Now at the time, Steve Jobs was busy with both the Lisa and the Macintosh projects at Apple. At first, he was very skeptical of Xerox and refuse to visit PARC himself. But after several of his employees went there to witness the miracle with their own eyes, he agreed to join them.

Jobs visited PARC in late 1979. And I’ll let the man himself share how he reacted.

I had three or four people who kept bugging me that I ought to get my rear over to Xerox PARC and see what they were doing. And so I finally did. I went over there. And they were very kind and they showed me what they were working on. And they showed me really three things, but I was so blinded by the first one that I didn’t even really see the other two. One of the things they showed me was object-oriented programming. They showed me that, but I didn’t even see that. The other one they showed me was really a network computer system. They had over a hundred Alto computers, all network using email, et cetera, et cetera. I didn’t even see that.

Steve Jobs (source)

He proceeded:

I was so blinded by the first thing they showed me, which was the graphical user interface. I thought it was the best thing I’d ever seen in my life.

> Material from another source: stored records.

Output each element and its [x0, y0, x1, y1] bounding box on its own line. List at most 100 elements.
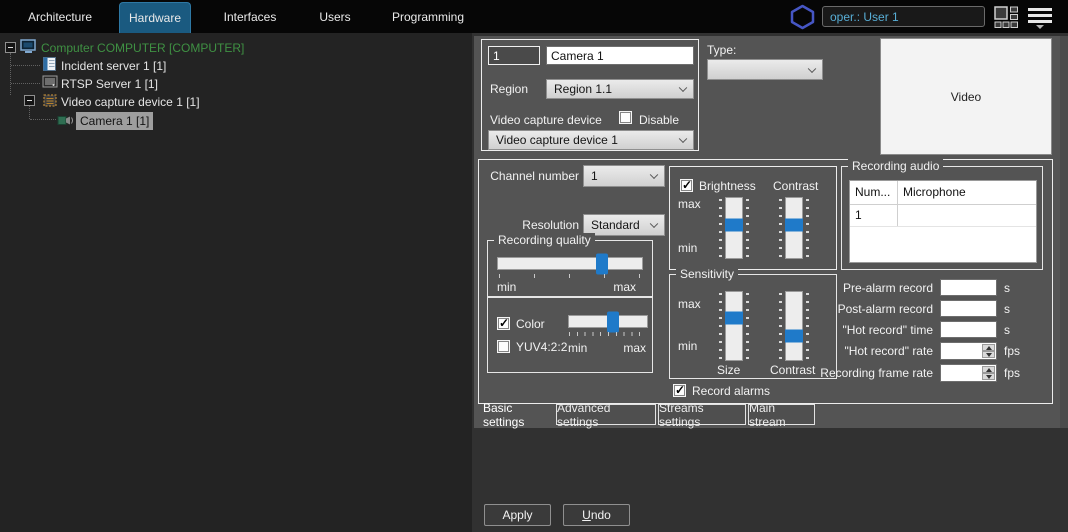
apply-button[interactable]: Apply	[484, 504, 551, 526]
tab-hardware-label: Hardware	[129, 11, 181, 25]
tab-architecture[interactable]: Architecture	[10, 0, 110, 33]
spinner-up-button[interactable]	[982, 344, 995, 351]
table-row[interactable]: 1	[850, 205, 1036, 227]
min-label: min	[497, 280, 516, 295]
column-microphone: Microphone	[898, 181, 971, 204]
hot-record-rate-field[interactable]	[940, 342, 997, 360]
table-header: Num... Microphone	[850, 181, 1036, 205]
tab-advanced-settings[interactable]: Advanced settings	[556, 404, 656, 425]
brightness-slider[interactable]	[720, 197, 748, 259]
hot-record-time-label: "Hot record" time	[669, 323, 933, 338]
undo-button-label: U	[582, 508, 591, 522]
spinner-down-button[interactable]	[982, 373, 995, 380]
tab-streams-settings[interactable]: Streams settings	[658, 404, 746, 425]
rtsp-server-icon	[42, 75, 58, 89]
hot-record-rate-label: "Hot record" rate	[669, 344, 933, 359]
tab-streams-settings-label: Streams settings	[659, 401, 745, 429]
hamburger-menu-icon[interactable]	[1028, 8, 1052, 29]
operator-user-field[interactable]	[822, 6, 985, 27]
top-menu-bar: Architecture Hardware Interfaces Users P…	[0, 0, 1068, 33]
brightness-slider-thumb[interactable]	[725, 219, 743, 232]
video-preview-label: Video	[951, 90, 981, 104]
tab-main-stream[interactable]: Main stream	[748, 404, 815, 425]
contrast-slider[interactable]	[780, 197, 808, 259]
chevron-down-icon	[679, 84, 687, 92]
tree-item-video-capture-device[interactable]: Video capture device 1 [1]	[61, 94, 200, 110]
record-alarms-label: Record alarms	[692, 384, 770, 399]
recording-audio-title: Recording audio	[848, 159, 943, 173]
yuv-checkbox[interactable]	[497, 340, 510, 353]
tab-basic-settings[interactable]: Basic settings	[483, 404, 555, 425]
tree-collapse-toggle-computer[interactable]	[5, 42, 16, 53]
camera-settings-form: Region Region 1.1 Video capture device D…	[474, 36, 1068, 428]
video-preview: Video	[880, 38, 1052, 155]
tree-item-camera[interactable]: Camera 1 [1]	[76, 112, 153, 130]
chevron-down-icon	[650, 220, 658, 228]
max-label: max	[613, 280, 636, 295]
tree-connector	[10, 53, 11, 95]
column-num: Num...	[850, 181, 898, 204]
layout-grid-icon[interactable]	[994, 6, 1019, 28]
region-label: Region	[490, 82, 528, 97]
camera-id-field[interactable]	[488, 46, 540, 65]
disable-checkbox[interactable]	[619, 111, 632, 124]
tab-advanced-settings-label: Advanced settings	[557, 401, 655, 429]
tab-architecture-label: Architecture	[28, 10, 92, 24]
tree-item-computer[interactable]: Computer COMPUTER [COMPUTER]	[41, 40, 244, 56]
hot-record-rate-unit: fps	[1004, 344, 1020, 359]
recording-frame-rate-field[interactable]	[940, 364, 997, 382]
scrollbar-track[interactable]	[1060, 36, 1068, 428]
slider-ticks	[779, 199, 782, 257]
recording-frame-rate-unit: fps	[1004, 366, 1020, 381]
tree-item-rtsp-server[interactable]: RTSP Server 1 [1]	[61, 76, 158, 92]
tab-interfaces[interactable]: Interfaces	[205, 0, 295, 33]
contrast-slider-thumb[interactable]	[785, 219, 803, 232]
tab-hardware[interactable]: Hardware	[119, 2, 191, 33]
recording-audio-table[interactable]: Num... Microphone 1	[849, 180, 1037, 263]
undo-button[interactable]: Undo	[563, 504, 630, 526]
brightness-checkbox[interactable]	[680, 179, 693, 192]
chevron-down-icon	[1036, 25, 1044, 29]
spinner-up-button[interactable]	[982, 366, 995, 373]
incident-server-icon	[42, 57, 57, 72]
basic-settings-box: Channel number 1 Resolution Standard Rec…	[478, 159, 1053, 404]
post-alarm-record-unit: s	[1004, 302, 1010, 317]
tab-programming[interactable]: Programming	[378, 0, 478, 33]
min-label: min	[568, 341, 587, 356]
chevron-down-icon	[679, 135, 687, 143]
tree-item-incident-server[interactable]: Incident server 1 [1]	[61, 58, 166, 74]
tab-users-label: Users	[319, 10, 350, 24]
spinner-down-button[interactable]	[982, 351, 995, 358]
recording-quality-slider-thumb[interactable]	[596, 253, 608, 274]
channel-number-select[interactable]: 1	[583, 165, 665, 187]
color-checkbox[interactable]	[497, 317, 510, 330]
region-select-value: Region 1.1	[554, 82, 612, 96]
camera-name-field[interactable]	[546, 46, 694, 65]
record-alarms-checkbox[interactable]	[673, 384, 686, 397]
post-alarm-record-field[interactable]	[940, 300, 997, 317]
color-slider[interactable]	[568, 315, 648, 328]
cell-microphone	[898, 205, 908, 226]
hot-record-time-field[interactable]	[940, 321, 997, 338]
video-capture-device-select[interactable]: Video capture device 1	[488, 130, 694, 150]
camera-identity-group: Region Region 1.1 Video capture device D…	[481, 39, 699, 151]
video-capture-device-select-value: Video capture device 1	[496, 133, 618, 147]
hardware-tree-panel: Computer COMPUTER [COMPUTER] Incident se…	[0, 33, 472, 532]
resolution-select[interactable]: Standard	[583, 214, 665, 236]
recording-quality-slider[interactable]	[497, 257, 643, 270]
brightness-contrast-group: Brightness Contrast max min	[669, 166, 837, 270]
settings-panel: Region Region 1.1 Video capture device D…	[472, 33, 1068, 532]
pre-alarm-record-field[interactable]	[940, 279, 997, 296]
tab-programming-label: Programming	[392, 10, 464, 24]
region-select[interactable]: Region 1.1	[546, 79, 694, 99]
brightness-label: Brightness	[699, 179, 756, 194]
apply-button-label: Apply	[502, 508, 532, 522]
tab-users[interactable]: Users	[298, 0, 372, 33]
color-settings-group: Color YUV4:2:2 min max	[487, 297, 653, 373]
channel-number-label: Channel number	[489, 169, 579, 184]
type-select[interactable]	[707, 59, 823, 80]
tree-collapse-toggle-video-capture-device[interactable]	[24, 95, 35, 106]
color-slider-thumb[interactable]	[607, 311, 619, 332]
slider-ticks	[569, 332, 647, 336]
recording-audio-group: Recording audio Num... Microphone 1	[841, 166, 1043, 270]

Now, remember, it was very flawed. What we saw was incomplete. They’d done a bunch of things wrong, but we didn’t know that at the time. And still, though, they had the germ of the idea was there and they’d done it very well. And within, you know, 10 minutes, it was obvious to me that all computers would work like this someday. It was obvious.

Steve Jobs and Bill Gates enter the stage

He knew PARC was onto something great, and he wanted a piece of it for himself. After the initial meeting, Jobs arranged for his entire programming team to be given full technical demos.

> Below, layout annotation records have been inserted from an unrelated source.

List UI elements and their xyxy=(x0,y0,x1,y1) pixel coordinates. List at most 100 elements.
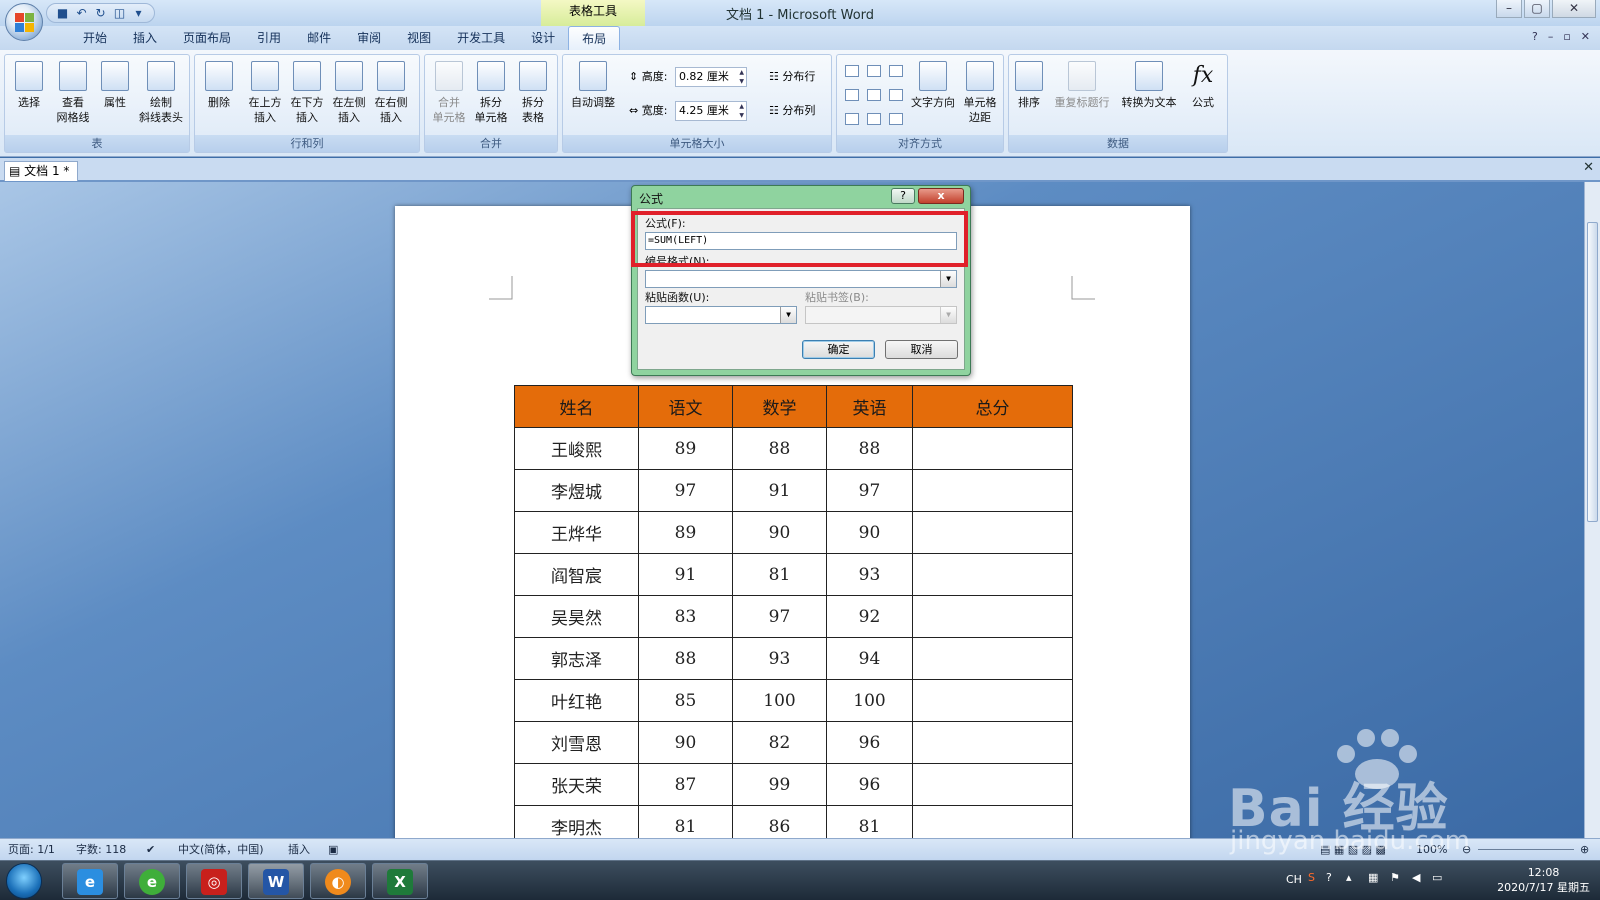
split-table-button[interactable]: 拆分 表格 xyxy=(513,61,553,125)
ribbon-minimize-icon[interactable]: – xyxy=(1548,30,1554,43)
office-button[interactable] xyxy=(5,3,43,41)
minimize-button[interactable]: – xyxy=(1496,0,1522,18)
taskbar-word[interactable]: W xyxy=(248,863,304,899)
align-bottom-center-icon[interactable] xyxy=(867,113,881,125)
tray-expand-icon[interactable]: ▴ xyxy=(1346,871,1352,884)
table-cell[interactable]: 吴昊然 xyxy=(514,595,639,638)
align-top-right-icon[interactable] xyxy=(889,65,903,77)
tab-home[interactable]: 开始 xyxy=(70,26,120,50)
table-cell[interactable]: 87 xyxy=(638,763,733,806)
align-middle-right-icon[interactable] xyxy=(889,89,903,101)
align-bottom-right-icon[interactable] xyxy=(889,113,903,125)
table-cell[interactable]: 88 xyxy=(638,637,733,680)
distribute-rows-button[interactable]: ☷ 分布行 xyxy=(769,68,815,86)
total-cell[interactable] xyxy=(912,511,1073,554)
table-cell[interactable]: 93 xyxy=(826,553,913,596)
print-preview-icon[interactable]: ◫ xyxy=(112,6,127,21)
table-cell[interactable]: 90 xyxy=(826,511,913,554)
document-tab[interactable]: ▤ 文档 1 * xyxy=(4,161,79,181)
header-name[interactable]: 姓名 xyxy=(514,385,639,428)
formula-input[interactable]: =SUM(LEFT) xyxy=(645,232,957,250)
page-indicator[interactable]: 页面: 1/1 xyxy=(8,839,55,860)
network-icon[interactable]: ▦ xyxy=(1368,871,1378,884)
zoom-in-icon[interactable]: ⊕ xyxy=(1580,839,1589,860)
table-cell[interactable]: 96 xyxy=(826,721,913,764)
table-cell[interactable]: 叶红艳 xyxy=(514,679,639,722)
table-cell[interactable]: 97 xyxy=(826,469,913,512)
total-cell[interactable] xyxy=(912,553,1073,596)
insert-left-button[interactable]: 在左侧 插入 xyxy=(329,61,369,125)
tab-layout[interactable]: 布局 xyxy=(568,26,621,50)
close-button[interactable]: ✕ xyxy=(1552,0,1596,18)
table-cell[interactable]: 92 xyxy=(826,595,913,638)
table-cell[interactable]: 阎智宸 xyxy=(514,553,639,596)
repeat-header-rows-button[interactable]: 重复标题行 xyxy=(1049,61,1115,110)
total-cell[interactable] xyxy=(912,679,1073,722)
cancel-button[interactable]: 取消 xyxy=(885,340,958,359)
ime-indicator[interactable]: CH xyxy=(1286,873,1302,886)
taskbar-app-red[interactable]: ◎ xyxy=(186,863,242,899)
align-middle-left-icon[interactable] xyxy=(845,89,859,101)
sort-button[interactable]: 排序 xyxy=(1011,61,1047,110)
tab-references[interactable]: 引用 xyxy=(244,26,294,50)
start-button[interactable] xyxy=(6,863,42,899)
proofing-icon[interactable]: ✔ xyxy=(146,839,155,860)
table-cell[interactable]: 96 xyxy=(826,763,913,806)
total-cell[interactable] xyxy=(912,469,1073,512)
table-cell[interactable]: 99 xyxy=(732,763,827,806)
table-cell[interactable]: 李明杰 xyxy=(514,805,639,838)
table-cell[interactable]: 郭志泽 xyxy=(514,637,639,680)
taskbar-excel[interactable]: X xyxy=(372,863,428,899)
table-cell[interactable]: 李煜城 xyxy=(514,469,639,512)
delete-button[interactable]: 删除 xyxy=(199,61,239,110)
table-cell[interactable]: 90 xyxy=(638,721,733,764)
formula-button[interactable]: fx 公式 xyxy=(1183,61,1223,110)
customize-qat-icon[interactable]: ▾ xyxy=(131,6,146,21)
total-cell[interactable] xyxy=(912,763,1073,806)
macro-record-icon[interactable]: ▣ xyxy=(328,839,338,860)
ok-button[interactable]: 确定 xyxy=(802,340,875,359)
insert-right-button[interactable]: 在右侧 插入 xyxy=(371,61,411,125)
number-format-select[interactable]: ▼ xyxy=(645,270,957,288)
tab-developer[interactable]: 开发工具 xyxy=(444,26,518,50)
insert-mode[interactable]: 插入 xyxy=(288,839,310,860)
tab-view[interactable]: 视图 xyxy=(394,26,444,50)
action-center-icon[interactable]: ⚑ xyxy=(1390,871,1400,884)
vertical-scrollbar[interactable] xyxy=(1584,182,1600,838)
table-cell[interactable]: 张天荣 xyxy=(514,763,639,806)
undo-icon[interactable]: ↶ xyxy=(74,6,89,21)
tab-review[interactable]: 审阅 xyxy=(344,26,394,50)
view-buttons[interactable]: ▤ ▦ ▧ ▨ ▩ xyxy=(1320,839,1386,860)
header-math[interactable]: 数学 xyxy=(732,385,827,428)
table-cell[interactable]: 81 xyxy=(638,805,733,838)
header-total[interactable]: 总分 xyxy=(912,385,1073,428)
table-cell[interactable]: 82 xyxy=(732,721,827,764)
cell-margins-button[interactable]: 单元格 边距 xyxy=(959,61,1001,125)
row-height-input[interactable]: 0.82 厘米 xyxy=(674,67,747,87)
ribbon-restore-icon[interactable]: ▫ xyxy=(1563,30,1570,43)
dropdown-arrow-icon[interactable]: ▼ xyxy=(780,307,796,323)
language-indicator[interactable]: 中文(简体，中国) xyxy=(178,839,264,860)
table-cell[interactable]: 81 xyxy=(732,553,827,596)
table-cell[interactable]: 89 xyxy=(638,511,733,554)
table-cell[interactable]: 91 xyxy=(732,469,827,512)
table-cell[interactable]: 100 xyxy=(826,679,913,722)
close-document-icon[interactable]: ✕ xyxy=(1583,160,1594,175)
align-top-left-icon[interactable] xyxy=(845,65,859,77)
word-count[interactable]: 字数: 118 xyxy=(76,839,126,860)
tab-insert[interactable]: 插入 xyxy=(120,26,170,50)
table-cell[interactable]: 94 xyxy=(826,637,913,680)
dropdown-arrow-icon[interactable]: ▼ xyxy=(940,271,956,287)
save-icon[interactable]: ■ xyxy=(55,6,70,21)
draw-diagonal-header-button[interactable]: 绘制 斜线表头 xyxy=(135,61,187,125)
zoom-slider[interactable] xyxy=(1478,849,1574,850)
dialog-help-button[interactable]: ? xyxy=(891,188,915,204)
table-cell[interactable]: 86 xyxy=(732,805,827,838)
merge-cells-button[interactable]: 合并 单元格 xyxy=(429,61,469,125)
table-cell[interactable]: 王峻熙 xyxy=(514,427,639,470)
total-cell[interactable] xyxy=(912,805,1073,838)
insert-above-button[interactable]: 在上方 插入 xyxy=(245,61,285,125)
table-cell[interactable]: 王烨华 xyxy=(514,511,639,554)
clock[interactable]: 12:08 2020/7/17 星期五 xyxy=(1497,865,1590,895)
redo-icon[interactable]: ↻ xyxy=(93,6,108,21)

In exchange, he sold 100,000 shares of Apple to Xerox, and the Xerox management was none the wiser. One of the PARC researchers giving the demos recalled:

After an hour looking at demos, they understood our technology and what it meant more than any Xerox executive understood after years of showing it to them.

Now at the same time, Microsoft was working with Apple as the first third-party software developer for the upcoming Macintosh. Much like Apple, Microsoft had snatched a lot of former PARC employees, and Bill Gates was well aware of the Xerox Alto and its innovations.

Bill Gates also saw great potential in PARC-developed technology

Steve Jobs knew that, so he made Microsoft sign an agreement as part of their deal in 1981:

Microsoft couldn’t release mouse-based software until a year after Mac, which the contract stated would happen in the fall of 1983.

However, Apple’s lawyers had forgotten to account for the potential of project delays, and that’s exactly what happened.

The Mac’s release date got pushed back, but the contract date stayed the same. The Macintosh wouldn’t debut until 1984, while in November 1983 Microsoft made a surprise announcement at COMDEX, the industry’s premier trade show. There Bill Gates unveiled a graphical user interface environment he called Windows. And along with it, a mouse-based word processor called Microsoft Word.

Legal battle

Steve Jobs was naturally very upset and filed a suit, but eventually, the courts cleared Gates of any wrongdoing. When Steve confronted Gates and accused him of theft, Gates made a rather famous statement:

I think it’s more like we both had this rich neighbor named Xerox and I broke into his house to steal the TV set and found out that you had already stolen it

Now, the real question is whether we can consider what Bill and Steve did as theft. This is where internet myth and reality collide. Where, in fact, the Palo Alto Research Center was pretty open about its inventions. Unlike what the Steve Jobs bio pics show, the Xerox Alto was openly demonstrated to over 2,000 people in 1975 alone.

Nevertheless, it’s clear that without the contributions of Xerox PARC, many of the technological advances we take for granted now would not have been possible.